Unlike the European Parliament after the July 2002 EU-Ukraine summit meeting, however, the European Commission and Council have failed to recognize Ukraine's long term ambitions to accede to the EU. They seem instead to be encouraging a new Iron Curtain at Ukraine's western borders. British Foreign Secretary Jack Straw has proposed a novel "neighboring country policy" by including Ukraine unfairly with the failing state of Moldova and repressive Belarus (from whence three dissidents recently fled to the haven of Ukraine!).
The problem in Ukraine - in the absence of strong Westernizing influences which may reemerge if former Prime Minister Viktor Yuschenko is elected president in 2004 - is that given the Russian "near abroad" policy it is hard to shake-off heavily supported vested interests.

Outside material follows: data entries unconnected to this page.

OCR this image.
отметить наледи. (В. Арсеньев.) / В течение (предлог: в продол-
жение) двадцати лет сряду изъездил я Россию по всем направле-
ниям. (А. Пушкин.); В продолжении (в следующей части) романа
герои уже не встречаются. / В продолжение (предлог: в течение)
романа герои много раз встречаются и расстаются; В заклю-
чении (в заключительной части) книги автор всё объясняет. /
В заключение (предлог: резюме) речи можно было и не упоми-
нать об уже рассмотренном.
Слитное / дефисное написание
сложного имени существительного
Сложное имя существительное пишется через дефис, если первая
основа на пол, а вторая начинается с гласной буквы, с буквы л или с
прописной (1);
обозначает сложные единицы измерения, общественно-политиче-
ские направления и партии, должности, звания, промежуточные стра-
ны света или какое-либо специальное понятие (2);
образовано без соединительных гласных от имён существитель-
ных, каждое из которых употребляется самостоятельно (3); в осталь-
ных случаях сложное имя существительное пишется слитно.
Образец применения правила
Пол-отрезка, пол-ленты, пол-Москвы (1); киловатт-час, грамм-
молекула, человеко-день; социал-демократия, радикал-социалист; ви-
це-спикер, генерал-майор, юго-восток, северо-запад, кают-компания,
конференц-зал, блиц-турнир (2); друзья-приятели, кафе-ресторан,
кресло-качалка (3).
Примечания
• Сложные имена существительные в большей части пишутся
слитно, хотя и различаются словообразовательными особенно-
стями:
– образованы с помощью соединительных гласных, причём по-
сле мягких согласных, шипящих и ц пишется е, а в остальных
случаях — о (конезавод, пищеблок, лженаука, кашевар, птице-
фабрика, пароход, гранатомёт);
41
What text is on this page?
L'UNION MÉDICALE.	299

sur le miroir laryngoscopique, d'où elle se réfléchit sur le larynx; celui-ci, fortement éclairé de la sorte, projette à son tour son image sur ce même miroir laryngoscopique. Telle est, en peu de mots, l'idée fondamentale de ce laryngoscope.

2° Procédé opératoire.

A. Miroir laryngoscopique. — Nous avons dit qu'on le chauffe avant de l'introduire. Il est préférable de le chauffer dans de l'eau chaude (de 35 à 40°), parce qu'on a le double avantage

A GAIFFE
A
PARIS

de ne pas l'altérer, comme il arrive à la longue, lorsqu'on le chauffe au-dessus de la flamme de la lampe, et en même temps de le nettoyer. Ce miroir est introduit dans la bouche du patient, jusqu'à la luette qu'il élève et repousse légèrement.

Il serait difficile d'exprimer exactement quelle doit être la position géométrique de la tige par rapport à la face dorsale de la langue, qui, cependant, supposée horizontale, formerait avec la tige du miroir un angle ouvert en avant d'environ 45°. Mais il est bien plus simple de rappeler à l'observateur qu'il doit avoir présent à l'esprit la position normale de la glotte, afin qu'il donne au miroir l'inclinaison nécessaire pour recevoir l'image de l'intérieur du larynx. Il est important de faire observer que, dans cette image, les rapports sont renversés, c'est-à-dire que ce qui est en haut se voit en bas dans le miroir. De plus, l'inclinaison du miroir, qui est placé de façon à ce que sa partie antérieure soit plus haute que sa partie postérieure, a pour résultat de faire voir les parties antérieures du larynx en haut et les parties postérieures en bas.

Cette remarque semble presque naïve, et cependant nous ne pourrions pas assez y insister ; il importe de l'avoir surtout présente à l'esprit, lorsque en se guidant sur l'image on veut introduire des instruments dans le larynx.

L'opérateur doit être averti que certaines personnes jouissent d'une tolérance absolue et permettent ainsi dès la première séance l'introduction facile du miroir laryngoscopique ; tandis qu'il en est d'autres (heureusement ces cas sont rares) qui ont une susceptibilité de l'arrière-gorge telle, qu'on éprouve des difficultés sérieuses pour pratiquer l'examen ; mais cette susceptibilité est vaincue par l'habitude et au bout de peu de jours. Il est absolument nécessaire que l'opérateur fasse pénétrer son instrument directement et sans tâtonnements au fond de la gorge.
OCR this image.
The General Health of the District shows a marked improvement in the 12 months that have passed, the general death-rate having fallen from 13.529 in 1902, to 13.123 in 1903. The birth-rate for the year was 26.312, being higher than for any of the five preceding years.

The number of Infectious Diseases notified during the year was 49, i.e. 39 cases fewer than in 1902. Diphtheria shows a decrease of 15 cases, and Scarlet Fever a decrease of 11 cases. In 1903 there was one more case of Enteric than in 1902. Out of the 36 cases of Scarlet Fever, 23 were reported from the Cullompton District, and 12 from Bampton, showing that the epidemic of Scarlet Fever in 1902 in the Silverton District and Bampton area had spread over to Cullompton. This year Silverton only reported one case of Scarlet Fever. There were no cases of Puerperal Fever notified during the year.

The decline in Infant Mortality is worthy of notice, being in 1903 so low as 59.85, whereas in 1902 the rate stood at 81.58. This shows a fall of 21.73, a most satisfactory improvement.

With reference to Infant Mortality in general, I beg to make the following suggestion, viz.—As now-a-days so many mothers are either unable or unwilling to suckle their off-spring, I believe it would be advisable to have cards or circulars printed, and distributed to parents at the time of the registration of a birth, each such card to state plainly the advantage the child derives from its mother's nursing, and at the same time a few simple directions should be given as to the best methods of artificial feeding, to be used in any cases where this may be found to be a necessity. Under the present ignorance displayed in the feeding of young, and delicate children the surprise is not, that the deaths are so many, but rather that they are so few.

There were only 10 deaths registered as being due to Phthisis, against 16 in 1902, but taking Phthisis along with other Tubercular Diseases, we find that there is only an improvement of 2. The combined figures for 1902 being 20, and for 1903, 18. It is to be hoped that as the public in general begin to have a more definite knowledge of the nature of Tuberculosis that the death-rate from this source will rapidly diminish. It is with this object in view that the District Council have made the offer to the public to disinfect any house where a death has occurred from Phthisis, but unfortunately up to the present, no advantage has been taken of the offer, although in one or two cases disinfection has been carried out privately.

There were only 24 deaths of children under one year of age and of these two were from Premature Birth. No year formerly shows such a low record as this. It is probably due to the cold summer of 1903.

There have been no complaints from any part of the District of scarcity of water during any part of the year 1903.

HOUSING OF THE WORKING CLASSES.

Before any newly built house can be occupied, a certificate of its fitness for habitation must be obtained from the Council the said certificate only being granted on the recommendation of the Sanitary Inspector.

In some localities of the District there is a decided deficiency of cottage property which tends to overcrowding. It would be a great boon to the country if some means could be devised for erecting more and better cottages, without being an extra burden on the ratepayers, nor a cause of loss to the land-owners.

These are particularly prominent in the parliament, where we see an unholy alliance between big business oligarchs and Petro Symonenko's pro-Russian Communists.
The recent rapprochement between the West and Russia is unlikely to improve Ukraine's chances of European integration. The EU may be more likely now to disregard Ukraine's interests in order to please Russia -which is placing enormous pressure on President Leonid Kuchma's government to join its own EuroAsian Economic Community.
During my recent time in Ukraine, a number of people I spoke to stated that the Kuchmagate scandal, in which a former intelligence officer produced tapes allegedly implicating the president in the murder of the journalist Mr. Gongadze, was in fact orchestrated by pro-Russian factions or even Russian secret services who doctored genuine recordings of adverse statements by the president until they sounded like apparent criminal instructions. The undisputed beneficiary of the scandal was Moscow. Western direct capital investment in Ukraine dried up as a result of the political unrest generated. Russia then scooped up assets on the cheap, including large chunks of Ukraine's gas transit industry.
With luck, President Kuchma will have to stand down in 2004, thus making way for a reformist candidate. The new president will need to further consolidate a "functioning market economy" and satisfy the Copenhagen criteria on good governance, democracy and human rights, so that a Europe Agreement and Associate membership status becomes a reality.
Many of us believe that if Turkey is allowed to be a candidate for the European Union, with all the geographical and cultural controversy that will pose, then surely Ukraine has the same or perhaps an even greater right to a roadmap for its long-term goal of EU membership.